During the estrous cycle, E2 levels increase at proestrus and are low during estrus, metestrus and diestrus. Therefore in this study, we have observed that lower serum E2 levels in the treatment animals were consistent with the persistence of the diestrus phase (31). Hyperprolactinemia is known to be one of the causes of pseudopregnancy, namely continuous diestrus, by stimulating and maintaining CL in rodents since prolactin has a luteotropic activity (24). Thus, evidences can explain the reproductive disorders that have been observed in this investigation.
The luteotropic effect of prolactin, increase in progesterone and ovarian hormones, directly influence changes in the uterine wall. Remarkable (P<0.05) elevations have been observed in uterine horn endometrium, myometrium and perimetrium thicknesses along with remarkably higher gland number per mm2 of the endometrium in animals that received CPZ, which will be reported in another paper.

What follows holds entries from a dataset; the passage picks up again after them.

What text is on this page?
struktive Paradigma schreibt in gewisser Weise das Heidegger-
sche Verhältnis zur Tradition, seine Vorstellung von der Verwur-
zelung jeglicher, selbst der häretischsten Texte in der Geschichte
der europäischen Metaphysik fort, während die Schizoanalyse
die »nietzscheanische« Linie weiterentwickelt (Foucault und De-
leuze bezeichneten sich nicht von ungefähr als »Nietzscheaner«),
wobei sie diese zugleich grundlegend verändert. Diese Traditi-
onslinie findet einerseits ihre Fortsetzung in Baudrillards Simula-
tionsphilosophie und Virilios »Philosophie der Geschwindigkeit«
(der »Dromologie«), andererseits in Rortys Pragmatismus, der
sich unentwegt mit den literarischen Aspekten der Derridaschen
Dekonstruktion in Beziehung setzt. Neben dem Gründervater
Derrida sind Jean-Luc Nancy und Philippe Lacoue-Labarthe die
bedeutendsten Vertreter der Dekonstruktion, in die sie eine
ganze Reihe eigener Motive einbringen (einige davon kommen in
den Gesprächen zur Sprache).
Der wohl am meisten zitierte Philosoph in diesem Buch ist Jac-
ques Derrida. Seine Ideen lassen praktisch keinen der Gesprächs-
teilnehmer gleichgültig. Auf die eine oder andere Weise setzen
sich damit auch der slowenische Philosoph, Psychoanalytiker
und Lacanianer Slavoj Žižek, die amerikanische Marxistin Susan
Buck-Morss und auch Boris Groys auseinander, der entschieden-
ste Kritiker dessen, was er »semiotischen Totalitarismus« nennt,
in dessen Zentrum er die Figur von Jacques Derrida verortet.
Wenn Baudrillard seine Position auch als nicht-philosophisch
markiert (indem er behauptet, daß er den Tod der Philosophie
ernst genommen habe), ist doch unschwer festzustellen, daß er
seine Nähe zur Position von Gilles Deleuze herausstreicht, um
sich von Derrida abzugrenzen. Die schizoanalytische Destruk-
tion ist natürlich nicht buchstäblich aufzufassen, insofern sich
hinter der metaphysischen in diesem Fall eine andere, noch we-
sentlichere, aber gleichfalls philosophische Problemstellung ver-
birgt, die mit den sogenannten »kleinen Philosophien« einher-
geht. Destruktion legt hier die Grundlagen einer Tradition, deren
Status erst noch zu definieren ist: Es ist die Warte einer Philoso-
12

Our results showed that rats treated with CPZ had mean serum prolactin levels several-fold greater than the upper limit of normal. Additionally, CPZinduced hyperprolactinemia was associated with a disturbance in the levels of essential reproductive hormones, E2 and progesterone. The prolactin-associated disturbances in gonadotropins and reproductive hormones exerted significant adverse effects on follicular growth in CPZ-administered rats. Accordingly, due to increased atresia at different follicle sizes (preantral and/or antral) in CPZ-treated rats and the absence of >500 μm follicles and increased CL size in the ovaries, it seemed that CPZ caused significant hypo-ovulation by increasing atresia. CPZ, as a prolactin-elevating antipsychotic drug, decreased the fertilizing index. This finding was particularly observed at higher doses. The mentioned impairments remarkably depended on CPZ doses.